A sophisticated hacking group has reportedly compromised American insurance company Aflac, putting customers’ personal information at risk.
The company is investigating a breach on its US network with characteristics consistent with the hacking collective known as the Scattered Spider, Reuters reports.
-->The group, sometimes referred to as “UNC3944,” is believed to be mostly made up of young adults and based in the US and the UK. It’s known to have made several other high-profile breaches targeting Visa, Marks & Spencer, PNC Financial Services Group Inc. and several others.
An Aflac spokesperson says the firm is still in the early stages of reviewing the attack and that it is not yet ready to divulge information relating to the number of affected customers or how long the investigation will go on.
Aflac, which offers accident and pet insurance plans in the US and Japan to its 50 million users, has now potentially exposed its customers’ personal information, including their Social Security numbers and health-related information.
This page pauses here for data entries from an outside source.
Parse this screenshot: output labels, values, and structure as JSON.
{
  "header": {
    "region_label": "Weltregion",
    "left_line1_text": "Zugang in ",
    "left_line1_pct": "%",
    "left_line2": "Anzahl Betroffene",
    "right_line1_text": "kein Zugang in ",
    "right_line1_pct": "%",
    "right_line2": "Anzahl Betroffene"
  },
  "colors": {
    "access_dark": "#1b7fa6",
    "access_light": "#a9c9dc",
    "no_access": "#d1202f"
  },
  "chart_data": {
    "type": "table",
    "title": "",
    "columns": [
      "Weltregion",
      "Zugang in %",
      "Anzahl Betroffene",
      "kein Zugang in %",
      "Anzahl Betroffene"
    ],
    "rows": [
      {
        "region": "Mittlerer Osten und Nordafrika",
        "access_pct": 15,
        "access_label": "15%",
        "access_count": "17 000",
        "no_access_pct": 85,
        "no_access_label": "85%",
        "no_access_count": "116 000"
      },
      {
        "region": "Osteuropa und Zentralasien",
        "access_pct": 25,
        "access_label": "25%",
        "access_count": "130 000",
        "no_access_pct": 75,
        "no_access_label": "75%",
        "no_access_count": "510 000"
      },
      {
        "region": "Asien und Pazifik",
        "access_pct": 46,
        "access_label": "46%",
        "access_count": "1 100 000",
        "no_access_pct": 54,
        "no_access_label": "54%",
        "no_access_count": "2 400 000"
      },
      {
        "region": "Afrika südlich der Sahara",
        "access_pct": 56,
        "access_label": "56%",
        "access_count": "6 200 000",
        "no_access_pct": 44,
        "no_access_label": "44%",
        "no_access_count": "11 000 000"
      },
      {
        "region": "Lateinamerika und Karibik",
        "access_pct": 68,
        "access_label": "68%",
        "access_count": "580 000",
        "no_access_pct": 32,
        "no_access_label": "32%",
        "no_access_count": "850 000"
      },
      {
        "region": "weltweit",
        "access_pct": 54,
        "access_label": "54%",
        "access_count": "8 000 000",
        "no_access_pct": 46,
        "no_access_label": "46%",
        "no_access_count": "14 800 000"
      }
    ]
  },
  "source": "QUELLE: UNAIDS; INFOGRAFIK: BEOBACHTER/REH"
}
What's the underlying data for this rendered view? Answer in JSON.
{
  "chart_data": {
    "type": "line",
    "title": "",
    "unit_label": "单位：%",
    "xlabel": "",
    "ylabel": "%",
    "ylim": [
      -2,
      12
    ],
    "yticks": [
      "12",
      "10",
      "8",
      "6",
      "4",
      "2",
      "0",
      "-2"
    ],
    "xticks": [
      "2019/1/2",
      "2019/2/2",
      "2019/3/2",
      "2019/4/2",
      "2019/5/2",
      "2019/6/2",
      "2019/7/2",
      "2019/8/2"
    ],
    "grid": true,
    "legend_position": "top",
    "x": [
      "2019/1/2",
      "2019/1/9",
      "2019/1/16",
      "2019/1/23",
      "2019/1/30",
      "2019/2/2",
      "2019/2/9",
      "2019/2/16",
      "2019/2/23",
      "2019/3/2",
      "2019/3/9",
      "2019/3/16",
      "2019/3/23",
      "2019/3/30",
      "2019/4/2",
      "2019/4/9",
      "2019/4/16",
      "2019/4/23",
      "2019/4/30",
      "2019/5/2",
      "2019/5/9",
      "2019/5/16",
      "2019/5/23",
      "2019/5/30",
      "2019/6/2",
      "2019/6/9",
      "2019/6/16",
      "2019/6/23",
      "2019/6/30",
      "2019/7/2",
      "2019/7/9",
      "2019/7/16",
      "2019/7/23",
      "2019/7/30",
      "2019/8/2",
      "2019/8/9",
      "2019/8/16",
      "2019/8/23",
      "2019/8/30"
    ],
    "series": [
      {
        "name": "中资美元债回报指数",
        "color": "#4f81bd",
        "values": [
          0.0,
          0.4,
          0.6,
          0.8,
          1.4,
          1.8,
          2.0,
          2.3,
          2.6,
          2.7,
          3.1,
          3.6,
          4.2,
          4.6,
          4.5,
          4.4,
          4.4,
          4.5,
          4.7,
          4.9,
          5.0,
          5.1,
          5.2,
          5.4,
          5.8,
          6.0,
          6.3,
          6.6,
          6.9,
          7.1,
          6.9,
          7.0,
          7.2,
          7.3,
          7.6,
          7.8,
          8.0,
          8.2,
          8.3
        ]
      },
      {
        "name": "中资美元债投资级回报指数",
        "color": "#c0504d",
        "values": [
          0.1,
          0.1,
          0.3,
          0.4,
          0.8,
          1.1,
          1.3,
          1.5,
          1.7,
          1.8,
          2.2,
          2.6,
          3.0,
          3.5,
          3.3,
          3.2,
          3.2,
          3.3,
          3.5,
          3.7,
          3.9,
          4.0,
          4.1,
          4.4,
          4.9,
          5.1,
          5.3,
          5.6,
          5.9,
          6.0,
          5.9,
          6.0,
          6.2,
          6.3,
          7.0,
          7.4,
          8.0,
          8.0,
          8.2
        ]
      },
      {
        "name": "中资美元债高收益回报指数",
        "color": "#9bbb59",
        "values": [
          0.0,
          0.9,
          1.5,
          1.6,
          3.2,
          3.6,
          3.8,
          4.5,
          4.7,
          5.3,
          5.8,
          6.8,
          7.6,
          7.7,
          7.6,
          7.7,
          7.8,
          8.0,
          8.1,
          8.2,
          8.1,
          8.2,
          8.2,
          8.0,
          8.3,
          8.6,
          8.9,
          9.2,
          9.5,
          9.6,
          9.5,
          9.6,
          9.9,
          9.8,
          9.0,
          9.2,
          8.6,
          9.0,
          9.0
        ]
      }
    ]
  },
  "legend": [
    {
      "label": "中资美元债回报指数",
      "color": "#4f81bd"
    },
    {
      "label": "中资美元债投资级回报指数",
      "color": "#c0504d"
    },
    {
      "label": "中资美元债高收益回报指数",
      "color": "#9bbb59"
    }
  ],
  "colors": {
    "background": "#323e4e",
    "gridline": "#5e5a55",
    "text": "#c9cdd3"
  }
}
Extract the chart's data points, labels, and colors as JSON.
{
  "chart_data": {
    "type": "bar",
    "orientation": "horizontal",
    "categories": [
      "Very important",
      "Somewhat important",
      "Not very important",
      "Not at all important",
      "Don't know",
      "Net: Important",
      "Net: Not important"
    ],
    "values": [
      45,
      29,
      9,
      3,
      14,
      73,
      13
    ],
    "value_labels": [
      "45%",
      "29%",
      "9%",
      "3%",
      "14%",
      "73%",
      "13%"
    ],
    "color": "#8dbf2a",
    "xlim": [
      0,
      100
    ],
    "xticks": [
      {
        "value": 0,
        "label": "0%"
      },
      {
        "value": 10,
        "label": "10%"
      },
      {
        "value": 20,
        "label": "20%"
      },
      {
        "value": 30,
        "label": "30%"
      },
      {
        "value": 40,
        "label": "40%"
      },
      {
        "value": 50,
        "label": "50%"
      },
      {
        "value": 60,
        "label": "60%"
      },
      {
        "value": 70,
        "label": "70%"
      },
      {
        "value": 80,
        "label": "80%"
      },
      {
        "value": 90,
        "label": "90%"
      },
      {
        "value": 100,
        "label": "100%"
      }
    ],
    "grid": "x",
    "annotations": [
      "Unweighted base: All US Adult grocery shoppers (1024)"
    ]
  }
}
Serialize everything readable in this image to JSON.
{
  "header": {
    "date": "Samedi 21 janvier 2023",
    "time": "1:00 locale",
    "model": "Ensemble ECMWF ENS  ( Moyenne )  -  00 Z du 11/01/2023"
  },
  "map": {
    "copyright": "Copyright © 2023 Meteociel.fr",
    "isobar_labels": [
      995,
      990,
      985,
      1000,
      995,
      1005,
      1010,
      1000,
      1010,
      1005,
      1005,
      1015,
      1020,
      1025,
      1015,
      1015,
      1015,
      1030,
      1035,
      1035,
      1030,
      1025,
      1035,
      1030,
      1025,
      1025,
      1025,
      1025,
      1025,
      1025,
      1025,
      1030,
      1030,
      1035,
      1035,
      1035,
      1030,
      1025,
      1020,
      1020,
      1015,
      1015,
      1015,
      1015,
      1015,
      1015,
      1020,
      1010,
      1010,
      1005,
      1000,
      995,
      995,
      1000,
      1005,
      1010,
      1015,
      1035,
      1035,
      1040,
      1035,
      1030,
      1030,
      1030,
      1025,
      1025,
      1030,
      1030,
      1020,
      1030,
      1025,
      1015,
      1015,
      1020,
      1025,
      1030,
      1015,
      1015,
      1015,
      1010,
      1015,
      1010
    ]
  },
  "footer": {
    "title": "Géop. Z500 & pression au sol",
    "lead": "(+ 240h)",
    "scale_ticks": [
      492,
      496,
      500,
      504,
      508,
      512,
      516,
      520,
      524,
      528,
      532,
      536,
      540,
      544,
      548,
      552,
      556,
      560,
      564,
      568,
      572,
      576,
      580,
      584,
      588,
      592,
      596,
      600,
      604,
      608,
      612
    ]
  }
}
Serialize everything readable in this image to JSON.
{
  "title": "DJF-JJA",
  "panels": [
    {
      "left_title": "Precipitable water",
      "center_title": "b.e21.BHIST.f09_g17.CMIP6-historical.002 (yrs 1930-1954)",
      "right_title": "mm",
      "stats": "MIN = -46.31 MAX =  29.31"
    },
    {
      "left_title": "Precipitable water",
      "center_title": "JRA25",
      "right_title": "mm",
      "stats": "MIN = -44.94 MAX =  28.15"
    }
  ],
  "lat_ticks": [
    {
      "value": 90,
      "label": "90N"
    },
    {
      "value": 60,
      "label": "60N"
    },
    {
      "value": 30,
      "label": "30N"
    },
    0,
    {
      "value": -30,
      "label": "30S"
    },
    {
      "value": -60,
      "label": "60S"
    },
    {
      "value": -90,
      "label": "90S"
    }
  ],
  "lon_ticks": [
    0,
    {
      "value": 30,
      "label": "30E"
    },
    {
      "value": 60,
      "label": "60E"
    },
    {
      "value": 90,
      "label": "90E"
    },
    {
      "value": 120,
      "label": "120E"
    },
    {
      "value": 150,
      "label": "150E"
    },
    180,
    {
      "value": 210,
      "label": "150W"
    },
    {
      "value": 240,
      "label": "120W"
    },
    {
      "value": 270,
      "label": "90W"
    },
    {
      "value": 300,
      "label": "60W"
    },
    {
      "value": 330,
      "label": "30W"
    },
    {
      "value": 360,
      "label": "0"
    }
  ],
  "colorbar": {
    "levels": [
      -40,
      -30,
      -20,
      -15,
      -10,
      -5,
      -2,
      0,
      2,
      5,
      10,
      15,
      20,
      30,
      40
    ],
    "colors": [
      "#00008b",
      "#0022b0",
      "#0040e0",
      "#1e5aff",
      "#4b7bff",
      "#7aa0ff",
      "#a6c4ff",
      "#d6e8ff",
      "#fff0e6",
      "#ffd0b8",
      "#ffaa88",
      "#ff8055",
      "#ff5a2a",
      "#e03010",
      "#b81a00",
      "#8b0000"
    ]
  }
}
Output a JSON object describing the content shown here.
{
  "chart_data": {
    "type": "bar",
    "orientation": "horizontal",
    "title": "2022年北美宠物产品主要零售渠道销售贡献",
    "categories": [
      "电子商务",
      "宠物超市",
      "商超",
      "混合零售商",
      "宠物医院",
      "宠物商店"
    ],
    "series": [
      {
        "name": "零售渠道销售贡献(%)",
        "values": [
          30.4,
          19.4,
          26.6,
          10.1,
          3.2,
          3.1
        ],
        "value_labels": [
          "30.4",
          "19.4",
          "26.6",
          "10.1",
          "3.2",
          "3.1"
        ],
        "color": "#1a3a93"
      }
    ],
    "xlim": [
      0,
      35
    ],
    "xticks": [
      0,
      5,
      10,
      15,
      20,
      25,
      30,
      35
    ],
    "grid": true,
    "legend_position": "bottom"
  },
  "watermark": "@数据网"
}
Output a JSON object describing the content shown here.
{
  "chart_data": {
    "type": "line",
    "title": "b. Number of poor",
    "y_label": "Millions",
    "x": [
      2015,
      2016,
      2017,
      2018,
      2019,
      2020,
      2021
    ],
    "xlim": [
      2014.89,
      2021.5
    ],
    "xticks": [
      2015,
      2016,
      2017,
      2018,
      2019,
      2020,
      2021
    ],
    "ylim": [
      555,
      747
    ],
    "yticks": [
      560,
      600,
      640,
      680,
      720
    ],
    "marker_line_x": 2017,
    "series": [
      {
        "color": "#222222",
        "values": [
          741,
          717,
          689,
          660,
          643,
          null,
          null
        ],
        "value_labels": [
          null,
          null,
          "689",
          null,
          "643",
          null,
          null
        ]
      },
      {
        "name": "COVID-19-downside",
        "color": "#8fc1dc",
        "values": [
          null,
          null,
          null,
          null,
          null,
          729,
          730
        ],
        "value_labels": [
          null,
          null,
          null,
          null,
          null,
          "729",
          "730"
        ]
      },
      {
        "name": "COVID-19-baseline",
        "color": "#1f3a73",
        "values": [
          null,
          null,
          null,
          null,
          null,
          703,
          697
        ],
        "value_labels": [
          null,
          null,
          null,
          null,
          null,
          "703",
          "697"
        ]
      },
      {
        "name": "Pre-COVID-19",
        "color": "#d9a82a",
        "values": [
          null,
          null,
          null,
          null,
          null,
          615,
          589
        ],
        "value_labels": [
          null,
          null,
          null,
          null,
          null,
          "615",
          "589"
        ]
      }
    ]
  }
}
Steve Cagle, CEO at healthcare security firm Clearwater, says that Scattered Spider’s specialty seems to be social engineering techniques, such as tricking help desks into resetting credentials and bypassing multi-factor authentication.
The group is also known to be expert SIM swappers, which is when a hacker takes control of a target’s mobile phone plan in order to receive their 2FA (two-factor authentication) codes and log in to their accounts.
Noah Michael Urban, a member of the group, was recently ordered to pay back $13.2 million to 59 victims after being charged with masterminding a SIM swapping scheme, according to The Register.
Urban is currently facing 20 years in federal prison on each wire fraud charge.